Gravitational atom spectroscopy

Key findings from this study

• The study found that quasinormal mode frequencies shift predictably with gravitational atom compactness, providing an observable signature distinct from vacuum black hole solutions.
• The authors report that sufficiently compact configurations may produce frequency shifts detectable by current or future gravitational wave detectors.
• The researchers demonstrate that axial mode frequencies depend predominantly on compactness rather than other gravitational atom parameters.

Overview

Black holes embedded in astrophysical environments can support bound scalar field states forming extended clouds around them. When sufficiently compact, these configurations constitute self-gravitating scalar gravitational atoms described outside standard vacuum general relativity. This work investigates the fundamental quasinormal modes of such systems, computing axial mode frequencies in both time and frequency domains to assess observational signatures.

Methods and approach

The authors performed fully relativistic calculations of axial quasinormal modes for spherically symmetric, self-gravitating scalar field configurations around black holes. Computations span both time-domain and frequency-domain approaches. The analysis isolates frequency shifts attributable to gravitational atom compactness relative to vacuum spacetime solutions.

Results

Quasinormal mode frequencies shift relative to the vacuum case in a manner predominantly determined by gravitational atom compactness.

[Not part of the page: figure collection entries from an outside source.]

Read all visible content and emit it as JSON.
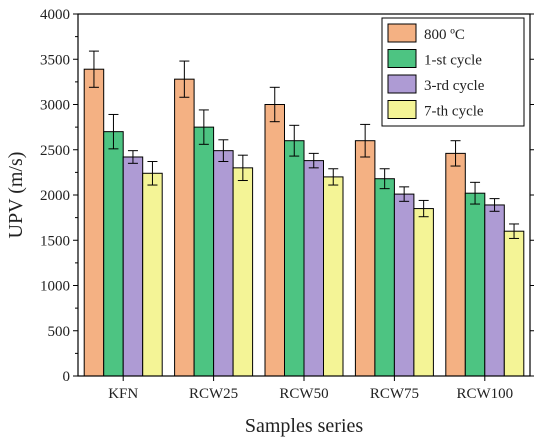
{
  "chart_data": {
    "type": "bar",
    "title": "",
    "xlabel": "Samples series",
    "ylabel": "UPV (m/s)",
    "ylim": [
      0,
      4000
    ],
    "yticks": [
      0,
      500,
      1000,
      1500,
      2000,
      2500,
      3000,
      3500,
      4000
    ],
    "categories": [
      "KFN",
      "RCW25",
      "RCW50",
      "RCW75",
      "RCW100"
    ],
    "legend_position": "top-right",
    "grid": false,
    "series": [
      {
        "name": "800 ºC",
        "color": "#F4B183",
        "values": [
          3390,
          3280,
          3000,
          2600,
          2460
        ],
        "errors": [
          200,
          200,
          190,
          180,
          140
        ]
      },
      {
        "name": "1-st cycle",
        "color": "#4DC482",
        "values": [
          2700,
          2750,
          2600,
          2180,
          2020
        ],
        "errors": [
          190,
          190,
          170,
          110,
          120
        ]
      },
      {
        "name": "3-rd cycle",
        "color": "#AE9BD4",
        "values": [
          2420,
          2490,
          2380,
          2010,
          1890
        ],
        "errors": [
          70,
          120,
          80,
          80,
          70
        ]
      },
      {
        "name": "7-th cycle",
        "color": "#F4F496",
        "values": [
          2240,
          2300,
          2200,
          1850,
          1600
        ],
        "errors": [
          130,
          140,
          90,
          90,
          80
        ]
      }
    ]
  }
}
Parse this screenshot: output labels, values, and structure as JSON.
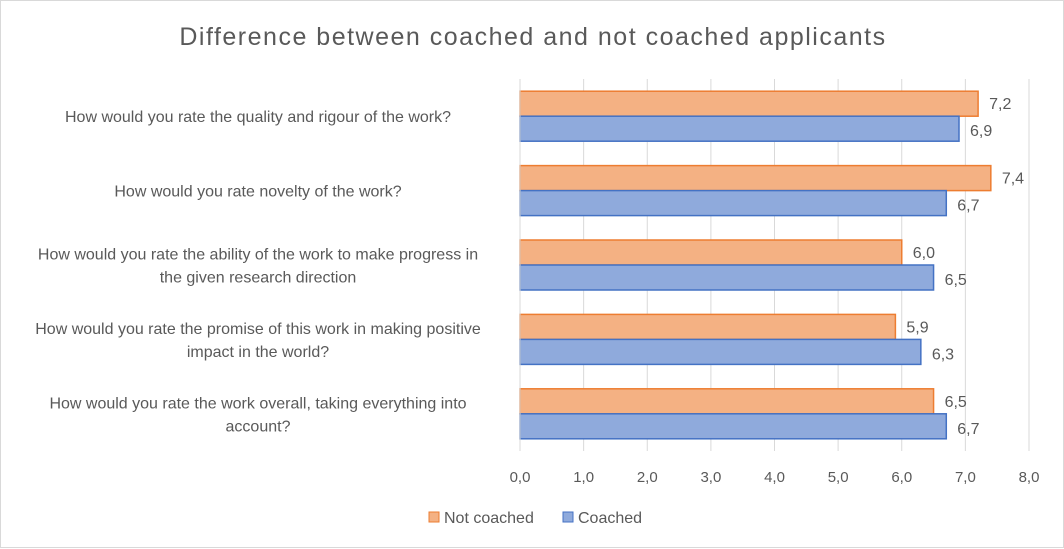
{
  "chart_data": {
    "type": "bar",
    "orientation": "horizontal",
    "title": "Difference between coached and not coached applicants",
    "categories": [
      [
        "How would you rate the quality and rigour of the work?"
      ],
      [
        "How would you rate novelty of the work?"
      ],
      [
        "How would you rate the ability of the work to make progress in",
        "the given research direction"
      ],
      [
        "How would you rate the promise of this work in making positive",
        "impact in the world?"
      ],
      [
        "How would you rate the work overall, taking everything into",
        "account?"
      ]
    ],
    "series": [
      {
        "name": "Not coached",
        "color": "#F4B183",
        "stroke": "#ED7D31",
        "values": [
          7.2,
          7.4,
          6.0,
          5.9,
          6.5
        ],
        "labels": [
          "7,2",
          "7,4",
          "6,0",
          "5,9",
          "6,5"
        ]
      },
      {
        "name": "Coached",
        "color": "#8FAADC",
        "stroke": "#4472C4",
        "values": [
          6.9,
          6.7,
          6.5,
          6.3,
          6.7
        ],
        "labels": [
          "6,9",
          "6,7",
          "6,5",
          "6,3",
          "6,7"
        ]
      }
    ],
    "xlim": [
      0,
      8
    ],
    "ticks": [
      0,
      1,
      2,
      3,
      4,
      5,
      6,
      7,
      8
    ],
    "tick_labels": [
      "0,0",
      "1,0",
      "2,0",
      "3,0",
      "4,0",
      "5,0",
      "6,0",
      "7,0",
      "8,0"
    ],
    "grid": "vertical",
    "legend_position": "bottom"
  }
}
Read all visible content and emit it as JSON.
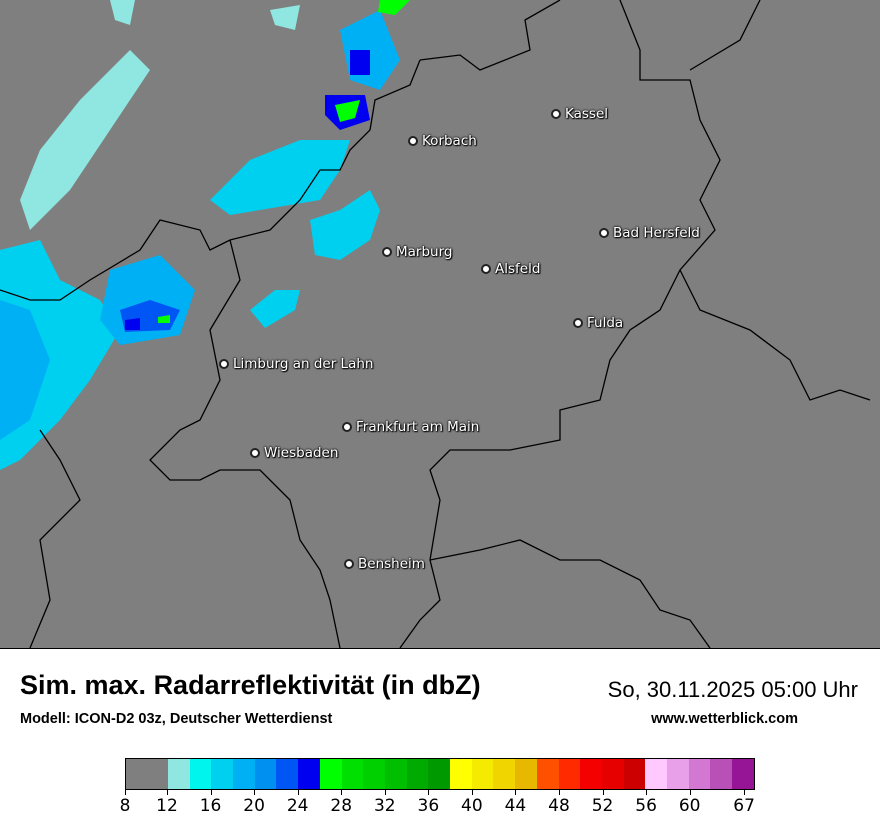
{
  "map": {
    "cities": [
      {
        "name": "Kassel"
      },
      {
        "name": "Korbach"
      },
      {
        "name": "Bad Hersfeld"
      },
      {
        "name": "Marburg"
      },
      {
        "name": "Alsfeld"
      },
      {
        "name": "Fulda"
      },
      {
        "name": "Limburg an der Lahn"
      },
      {
        "name": "Frankfurt am Main"
      },
      {
        "name": "Wiesbaden"
      },
      {
        "name": "Bensheim"
      }
    ],
    "background_color": "#7f7f7f"
  },
  "header": {
    "title": "Sim. max. Radarreflektivität (in dbZ)",
    "subtitle": "Modell: ICON-D2 03z, Deutscher Wetterdienst",
    "datetime": "So, 30.11.2025 05:00 Uhr",
    "website": "www.wetterblick.com"
  },
  "legend": {
    "tick_labels": [
      "8",
      "12",
      "16",
      "20",
      "24",
      "28",
      "32",
      "36",
      "40",
      "44",
      "48",
      "52",
      "56",
      "60",
      "67"
    ],
    "colors": [
      "#7f7f7f",
      "#90e6e0",
      "#00f5ec",
      "#00d0f0",
      "#00b0f5",
      "#0090f0",
      "#0055f5",
      "#0000f0",
      "#00ff00",
      "#00e000",
      "#00d000",
      "#00bf00",
      "#00aa00",
      "#009900",
      "#ffff00",
      "#f5eb00",
      "#f0d500",
      "#e8b800",
      "#ff5000",
      "#ff2a00",
      "#f50000",
      "#e60000",
      "#cc0000",
      "#ffc8ff",
      "#e8a0e8",
      "#d278d2",
      "#b850b8",
      "#961496"
    ]
  }
}
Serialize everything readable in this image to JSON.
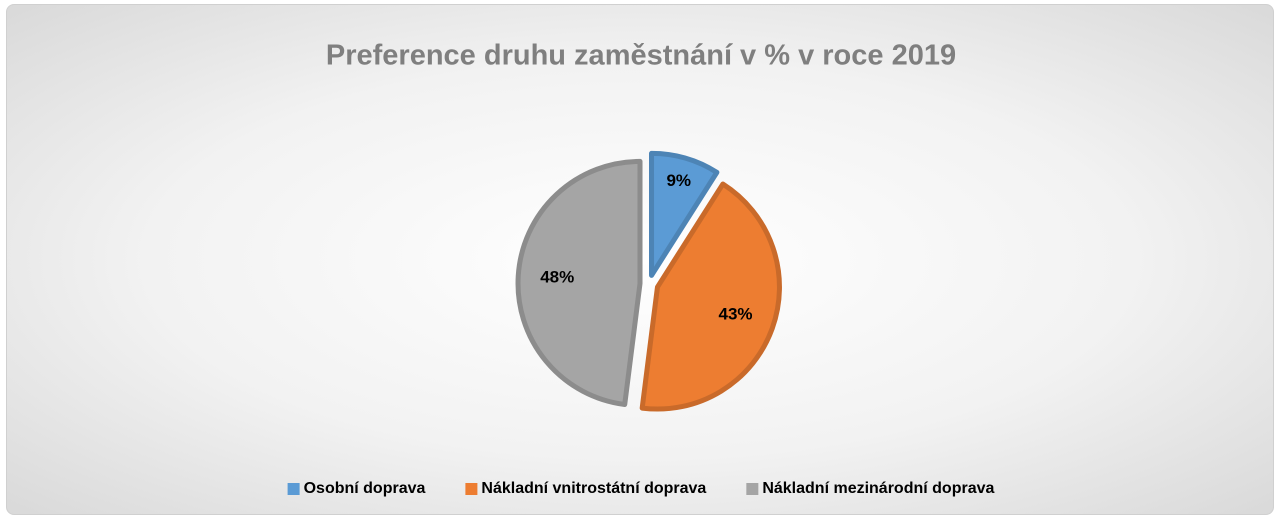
{
  "chart_data": {
    "type": "pie",
    "title": "Preference druhu zaměstnání v % v roce 2019",
    "categories": [
      "Osobní doprava",
      "Nákladní vnitrostátní doprava",
      "Nákladní mezinárodní doprava"
    ],
    "values": [
      9,
      43,
      48
    ],
    "value_labels": [
      "9%",
      "43%",
      "48%"
    ],
    "colors": [
      "#5b9bd5",
      "#ed7d31",
      "#a5a5a5"
    ],
    "legend": "bottom"
  }
}
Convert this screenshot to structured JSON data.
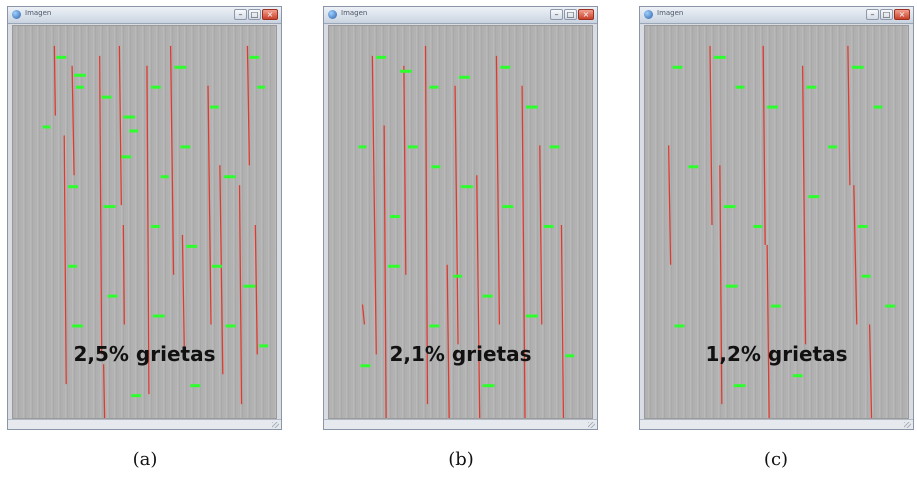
{
  "windows": [
    {
      "title": "Imagen",
      "percent_label": "2,5% grietas",
      "caption": "(a)"
    },
    {
      "title": "Imagen",
      "percent_label": "2,1% grietas",
      "caption": "(b)"
    },
    {
      "title": "Imagen",
      "percent_label": "1,2% grietas",
      "caption": "(c)"
    }
  ],
  "window_controls": {
    "minimize": "–",
    "maximize": "□",
    "close": "×"
  },
  "colors": {
    "crack": "#e03a2e",
    "label": "#2dff2d",
    "surface": "#b0b0b0"
  }
}
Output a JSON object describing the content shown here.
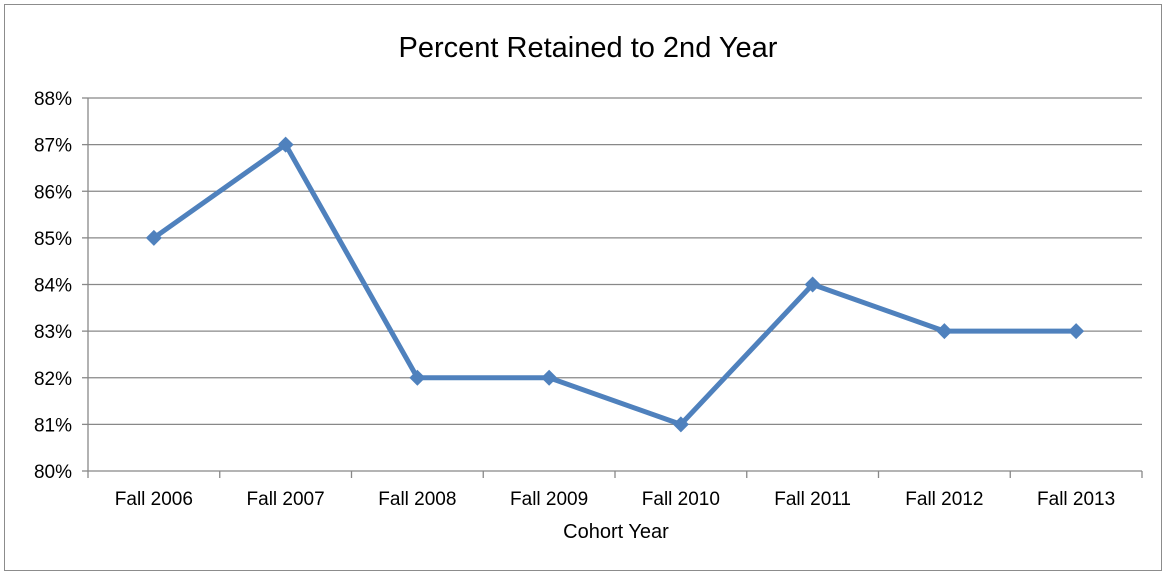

The magnitude of these frequency shifts increases with configuration compactness, indicating that sufficiently compact gravitational atoms produce measurable deviations from vacuum predictions. The study establishes that frequency shifts vary systematically across the parameter space of gravitational atom configurations, enabling characterization of the relationship between compactness and observable mode frequencies.

Implications

Frequency shifts in quasinormal modes may constitute detectable signatures accessible to current and future gravitational wave detectors. This provides a potential observational pathway for identifying scalar field condensates around black holes through direct gravitational wave measurements. The detectability of these shifts depends critically on achieving sufficient compactness in gravitational atom configurations, which constrains the parameter space of astrophysically relevant scalar field scenarios.

Scope and limitations

This summary is based on the study abstract and available metadata. It does not include a full analysis of the complete paper, supplementary materials, or underlying datasets unless explicitly stated. Findings should be interpreted in the context of the original publication.